La Fille qu’on appelle, livre révolté

Le dernier roman de Tanguy Viel chez Minuit s’impose comme l’une des œuvres phares de cette rentrée littéraire.

Tanguy Viel, La Fille qu'on appelle, Paris, Les Éditions de Minuit, 2021, 176 pages, ISBN 9782707347329, URL http://www.leseditionsdeminuit.fr/livre-La_Fille_qu_on_appelle-3352-1-1-0-1.html

Max Le Corre, ancien champion de boxe sur le retour, est devenu le chauffeur de Quentin Le Bars, maire d’une ville moyenne de la côte bretonne. Il a une fille, Laura, qui fut jadis mannequin et posa nue pour des magazines et qui, revenue en Bretagne, cherche un travail et un logement. Quentin Le Bars promet de les lui procurer et la fait engager comme serveuse par un notable local, gérant d’un casino, aux activités louches. Faisant jouer le rapport de force et de pouvoir qui existe en sa faveur, mettant en œuvre un mécanisme d’emprise psychologique qui ne va jamais (vraiment) jusqu’au viol, le maire obtient de Laura des faveurs sexuelles répétées. La mise en place de cette situation, puis la manière dont les personnages – en particulier Laura et son père – s’y débattent, fournissent le sujet du dernier roman de Tanguy Viel, La Fille qu’on appelle (Éditions de Minuit), qui s’impose comme l’une des œuvres phares de cette rentrée littéraire.

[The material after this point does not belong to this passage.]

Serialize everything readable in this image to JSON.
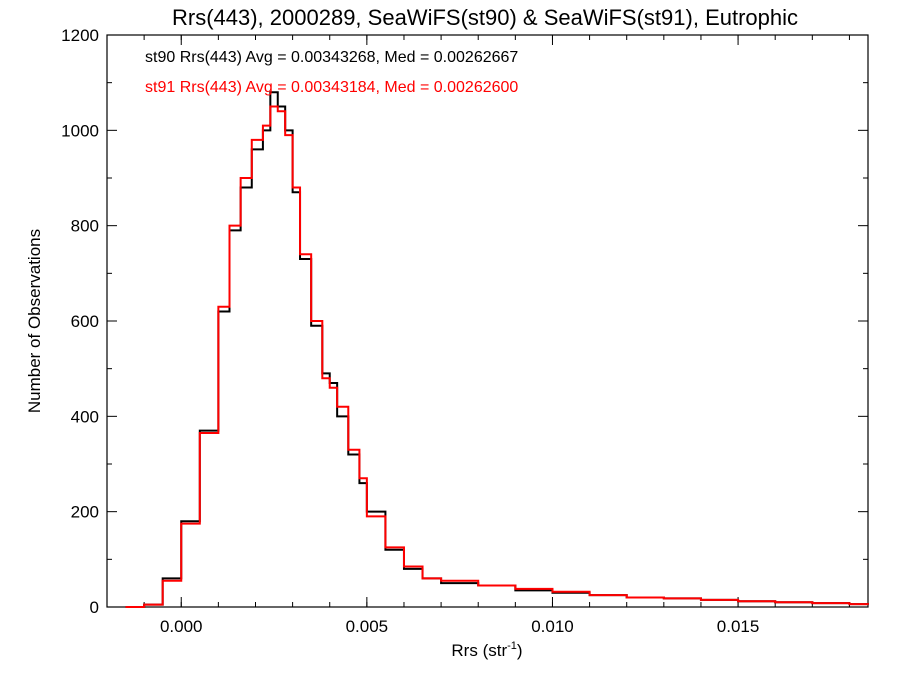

On retrouve dans ce dernier livre de Tanguy Viel les ingrédients qui ont fait la qualité des précédents, et en particulier du remarqué Article 353 du code pénal (2017). Le récit tire sa puissance et son intensité de sa relative économie de moyens : assez peu de pages (cent soixante-seize), peu de personnages, une intrigue simple au mécanisme implacable, bref, quelque chose qui fait penser – l’auteur le disait lui-même à propos d’autres de ses romans – à une structure tragique. La dimension rétrospective du récit – puisque l’on découvre, dans les premières pages, Laura racontant sa propre histoire à la police – et l’usage du passé composé comme temps principal de la narration, avec une valeur d’accompli du présent toujours activée, participent d’un sentiment d’enfermement, de clôture, qui en rajoute sur le climat poisseux et oppressant. Mais comme si, d’une certaine manière, le texte gagnait en profondeur ce qu’il perd en ampleur, ce resserrement du cadre et de l’intrigue va de pair avec un creusement vertigineux de chaque interaction, de chaque instant, par la langue-scalpel de Tanguy Viel – l’héritage « Nouveau Roman » est sensible ; il ne publie pas chez Minuit pour rien. Quelques gestes anodins peuvent durer deux pages éblouissantes, le temps de décrire tous les mouvements d’âme, les hésitations, les désirs, les peurs, les réticences qui l’habitent et le traversent. À chaque geste, à chaque mot, à chaque silence, le temps se dilate et s’épaissit, comme aussi pour rendre ce récit, par moment si dur, plus difficile encore à traverser. Et cela est toujours pertinent et nécessaire, cela ne tourne jamais à l’exercice de style gratuit ; aucune affectation non plus dans les métaphores puissamment suggestives mais jamais tape-à-l’œil qui servent à dire toutes ces choses infimes qui ne peuvent se dire autrement, et qui souvent ont aussi pour effet, sinon pour but, de rehausser à une étonnante dignité des personnages laminés par le destin.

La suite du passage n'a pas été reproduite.